I did better than Mark K-Punk at the Maffia/Aphex ATP thing last week. Ended up sandwiched between two sets of mates in the queue, saw a bunch of people inside… shame about most of the “entertainment”.
Earlier in the day I had been listening to Dennis Brown Presents Prince Jammy: Umoja / 20th Century DEBwise. I’d thought to myself that it was impressive the amount of completely mad noises which were incorporated into the mix, but that were still satisfying to listen to because of the sheer power of the riddim tracks.
Inside SEONE there were some old faces – people I always used to see at gigs but don’t recall speaking to. They were in the minority, though, which was good, probably (“the torch has been passed to a new generation”). Further investigations revealed that most of them were there to see the Aphex Twin, or just heard that this was the place to be.
All we got for the first few hours was a load of abstract slightly arty noise. You could tell it was slightly arty because the blokes making it looked very serious. It was as if they’d nicked Jammy’s mentalist noises and then mangled them into a cacophonous mess. Maybe the younger me would have loved all of that, but having seen noise performances for some time now, this was absolute fucking drivel.
There was no energy (as you might get with some teenage blaggers having a laugh or being provocative) and there was no… feeling. I’ve seen noise performed so that it hurled you into a new state of consciousness, whether that be a dreamy trance state, or laughter when you finally comprehended the structure underneath it all, or some kind of meditative flow where the sound allowed you to drift off into your own thoughts… all tonight’s warm up inspired was boredom – and I get enough of that elsewhere.

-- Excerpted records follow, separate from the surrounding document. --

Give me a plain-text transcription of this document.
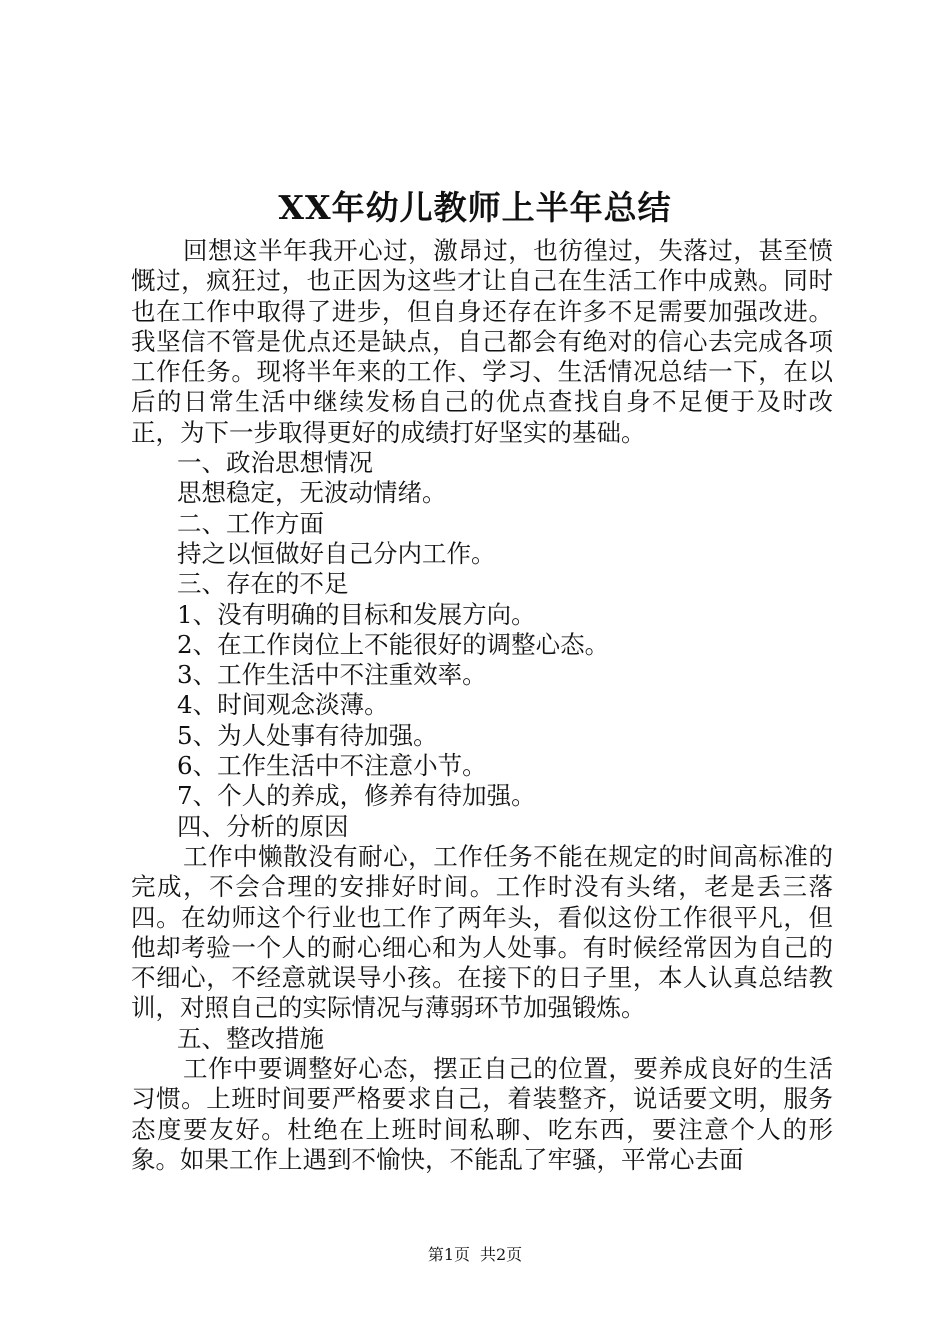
XX年幼儿教师上半年总结

回想这半年我开心过，激昂过，也彷徨过，失落过，甚至愤慨过，疯狂过，也正因为这些才让自己在生活工作中成熟。同时也在工作中取得了进步，但自身还存在许多不足需要加强改进。我坚信不管是优点还是缺点，自己都会有绝对的信心去完成各项工作任务。现将半年来的工作、学习、生活情况总结一下，在以后的日常生活中继续发杨自己的优点查找自身不足便于及时改正，为下一步取得更好的成绩打好坚实的基础。

一、政治思想情况

思想稳定，无波动情绪。

二、工作方面

持之以恒做好自己分内工作。

三、存在的不足

1、没有明确的目标和发展方向。

2、在工作岗位上不能很好的调整心态。

3、工作生活中不注重效率。

4、时间观念淡薄。

5、为人处事有待加强。

6、工作生活中不注意小节。

7、个人的养成，修养有待加强。

四、分析的原因

工作中懒散没有耐心，工作任务不能在规定的时间高标准的完成，不会合理的安排好时间。工作时没有头绪，老是丢三落四。在幼师这个行业也工作了两年头，看似这份工作很平凡，但他却考验一个人的耐心细心和为人处事。有时候经常因为自己的不细心，不经意就误导小孩。在接下的日子里，本人认真总结教训，对照自己的实际情况与薄弱环节加强锻炼。

五、整改措施

工作中要调整好心态，摆正自己的位置，要养成良好的生活习惯。上班时间要严格要求自己，着装整齐，说话要文明，服务态度要友好。杜绝在上班时间私聊、吃东西，要注意个人的形象。如果工作上遇到不愉快，不能乱了牢骚，平常心去面

第1页 共2页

In other places, this sort of extended tedium would have provoked a hugely satisfying violent response. But the audience at ATP was too fragmented – people were there for too many different reasons. I’m just glad I had a good crew of people to chat to throughout it all – tho we would have been much better off in a pub, really.
And of course the only reason most of us didn’t just go to a pub was Mark Stewart and the Maffia – not seen in this parish since the headrush of the “Control Data” Astoria gig in… 1997? I should write more about the many and varied On-U gigs I’ve been to over the years, but it was with some relief and outright happiness that I saw Mark, Doug Wimbish, Skip McDonald, Keith LeBlanc and … the keyboard player… take to the stage.
They kicked off with the Bowie cover on Metatron and then got the sound properly sorted for “Hysteria”. Apparently Adrian Sherwood was on the mix (a friend spent the whole gig looking at the desk and not the band!) and it really showed – hard pounding industrial funk. Maybe some people didn’t get it, and maybe this lack of empathy meant that the band wasn’t really able to get up to speed, but I was passed caring when they rolled out “The Resistance of the Cell” and “Liberty City”. For the last (?) tune, the Maffia devolved into the Sugarhill Gang and pulled out the riffs from “Rappers Delight” for Mark to chat “Survival” over the top. This went some way to erase the rest of the bullshit of the evening. Thank you…
Aphex Twin did a DJ set from somewhere above the stage – you couldn’t even see if it was actually him or not. He played some great techno which reminded me of an old Colin Dale mix CD I have somewhere that reduces me to jelly if it hear it on a comedown. Clearly if you were expecting a stageshow with dancing girls and flashing lights, this would have been a crushing disappointment. Perhaps some of the Hoxtonites did actually get the feeling they had been cheated at this point.
Somewhere around 1:30am I realised that the only reason I was staying was to watch Whitehouse clear the room of innocent young ravers. Which was (a) a pretty screwed up motivation; and (b) not really enough to keep me away from bed. Apparently they came on around 2:00am, did 15 minutes and then walked off after someone threw something. This makes them inordinately inferior to Bonnie Tyler at the Reading Festival in 1988. Power Electronics ubermenschen? Shitehouse.